When you iterate a series, eg $\sin \theta -\theta =1$ you can use several different rearrangements to iterate. Some, however, come to a solution far faster than others; notably in this case $\theta =\sin \theta +1$ takes about 64 goes while a more complicated series takes nearer 4 (it involved squaring but my teacher took it in...)
I can see from drawing graphs that the closer a graph's gradient is to y=x the slower the iteration. However, this is not proportional but seems to go a little like a tan graph - suddenly zooming to infinity close to 1.
( Why, please? And what exactly is the relationship?)


An iteration of a curve f(x) must also depend on f''(x) but the relationship is not obvious. I realise it depends where you start but I'm hoping there is something else. The two curves I mentioned earlier didn't have hugely different gradients ( though quite diff like 0.7ish,0.2ish) & I started at the same point for both iterations.

Does anyone know anything to help or the answer?

Dear Alexandra,

Well, I can help with the first part of your question. I presume by ``iteration'' you mean that we are solving the equation x = f(x)
by choosing an initial value x₀ and then calculating x₁ = f(x₀ ), x₂ = f(x₁ ), and so on until we're close enough to the correct value of x.


Well, as you know we can draw a graph with the curves y = x and y= f(x) on it and follow the iteration on this graph. I'm going to assume we're close enough to the correct value of x that we can treat f(x) as a straight line with gradient g. Then if the error in x₀ is dx₀ , the error in x₁ will be g x dx₀ . (The easiest way to visualise this without drawing the graph is to imagine that f(x) = g x x, and then it's obvious that the error in x will be multiplied by g (which is less than 1) at each iteration.)


Now, what do we mean by the slowness of an iteration? One possible definition is the number of iterations required to reduce the error by a factor of N. We can calculate this number of iterations (call it n_i ) - it is the solution to the equation

gⁿ i = 1/N

So n_i = (log N) / (-log g).


This isn't quite a tan curve (it's 1/log g) but it does go to infinity at g = 1, as you mentioned.

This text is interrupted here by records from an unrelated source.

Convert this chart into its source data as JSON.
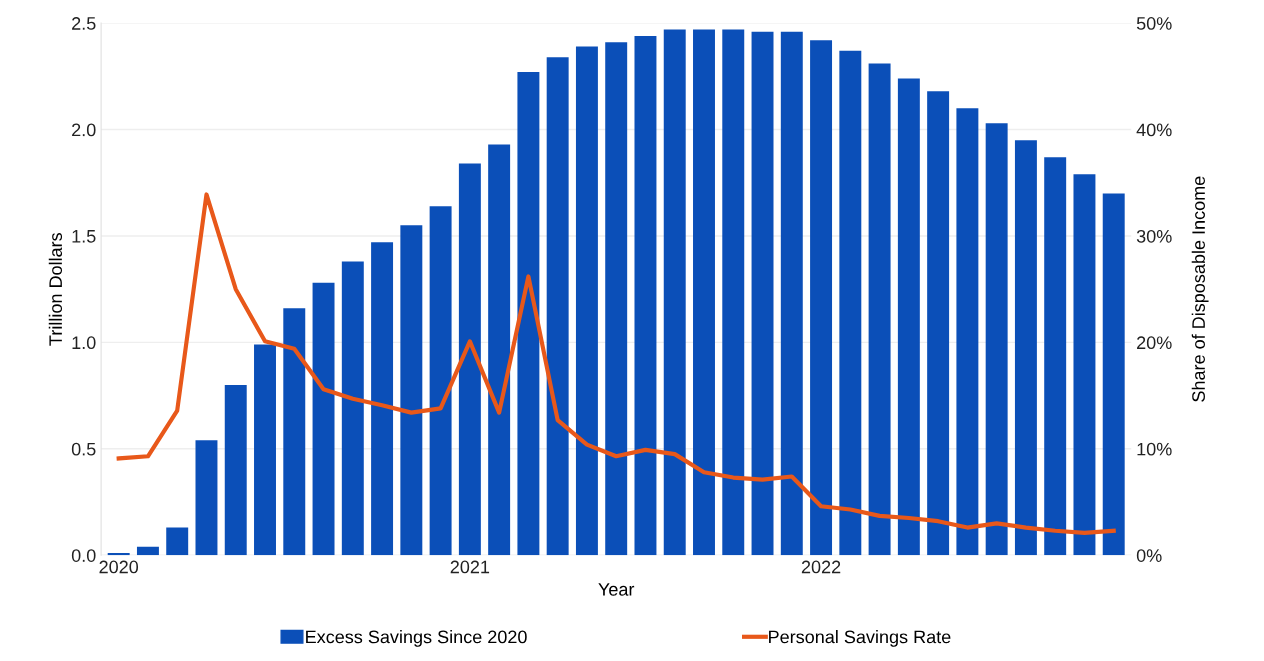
{
  "chart_data": {
    "type": "bar",
    "xlabel": "Year",
    "ylabel": "Trillion Dollars",
    "y2label": "Share of Disposable Income",
    "categories": [
      "2020",
      null,
      null,
      null,
      null,
      null,
      null,
      null,
      null,
      null,
      null,
      null,
      "2021",
      null,
      null,
      null,
      null,
      null,
      null,
      null,
      null,
      null,
      null,
      null,
      "2022",
      null,
      null,
      null,
      null,
      null,
      null,
      null,
      null,
      null,
      null
    ],
    "series": [
      {
        "name": "Excess Savings Since 2020",
        "color": "#0b4fb8",
        "values": [
          0.01,
          0.04,
          0.13,
          0.54,
          0.8,
          0.99,
          1.16,
          1.28,
          1.38,
          1.47,
          1.55,
          1.64,
          1.84,
          1.93,
          2.27,
          2.34,
          2.39,
          2.41,
          2.44,
          2.47,
          2.47,
          2.47,
          2.46,
          2.46,
          2.42,
          2.37,
          2.31,
          2.24,
          2.18,
          2.1,
          2.03,
          1.95,
          1.87,
          1.79,
          1.7
        ]
      },
      {
        "name": "Personal Savings Rate",
        "type": "line",
        "axis": "y2",
        "color": "#e8581a",
        "values": [
          9.1,
          9.3,
          13.6,
          33.9,
          25.0,
          20.1,
          19.4,
          15.6,
          14.7,
          14.1,
          13.4,
          13.8,
          20.1,
          13.4,
          26.2,
          12.7,
          10.4,
          9.3,
          9.9,
          9.5,
          7.8,
          7.3,
          7.1,
          7.4,
          4.6,
          4.3,
          3.7,
          3.5,
          3.2,
          2.6,
          3.0,
          2.6,
          2.3,
          2.1,
          2.3
        ]
      }
    ],
    "ylim": [
      0,
      2.5
    ],
    "yticks": [
      {
        "value": 0,
        "label": "0.0"
      },
      {
        "value": 0.5,
        "label": "0.5"
      },
      {
        "value": 1,
        "label": "1.0"
      },
      {
        "value": 1.5,
        "label": "1.5"
      },
      {
        "value": 2,
        "label": "2.0"
      },
      {
        "value": 2.5,
        "label": "2.5"
      }
    ],
    "y2lim": [
      0,
      50
    ],
    "y2ticks": [
      {
        "value": 0,
        "label": "0%"
      },
      {
        "value": 10,
        "label": "10%"
      },
      {
        "value": 20,
        "label": "20%"
      },
      {
        "value": 30,
        "label": "30%"
      },
      {
        "value": 40,
        "label": "40%"
      },
      {
        "value": 50,
        "label": "50%"
      }
    ],
    "grid": "y",
    "legend": "bottom",
    "marker": "none",
    "line_style": "solid"
  }
}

> An iteration of a curve f(x) must also depend on f''(x) but the
> relationship is not obvious. I realise it depends where you
> start but I'm hoping there is something else. The two curves I
> mentioned earlier didn't have hugely different gradients (though
> quite diff like 0.7ish,0.2ish) & I started at the same point for
> both iterations.


log 0.7 = -0.36

log 0.2 = -1.61.



This is a ratio of 4.5, so I don't know how you got a ratio of 16 between the numbers of iterations you required for your two different methods. I suppose it is affected by f''(x), but I don't know exactly how. Iterations are fastest when f'(x) = 0 at the solution point (for example to calculate the square root of y by iteration, you use x = 1/2 * (x + y/x)), but that doesn't seem to apply in your case.

Eva.

Dear Eva,
Thank you very much for answering my question. When I used the exact values the log ratio thing worked.

Alexandra

PS - I just saw a really stupid error in my original question; please excuse!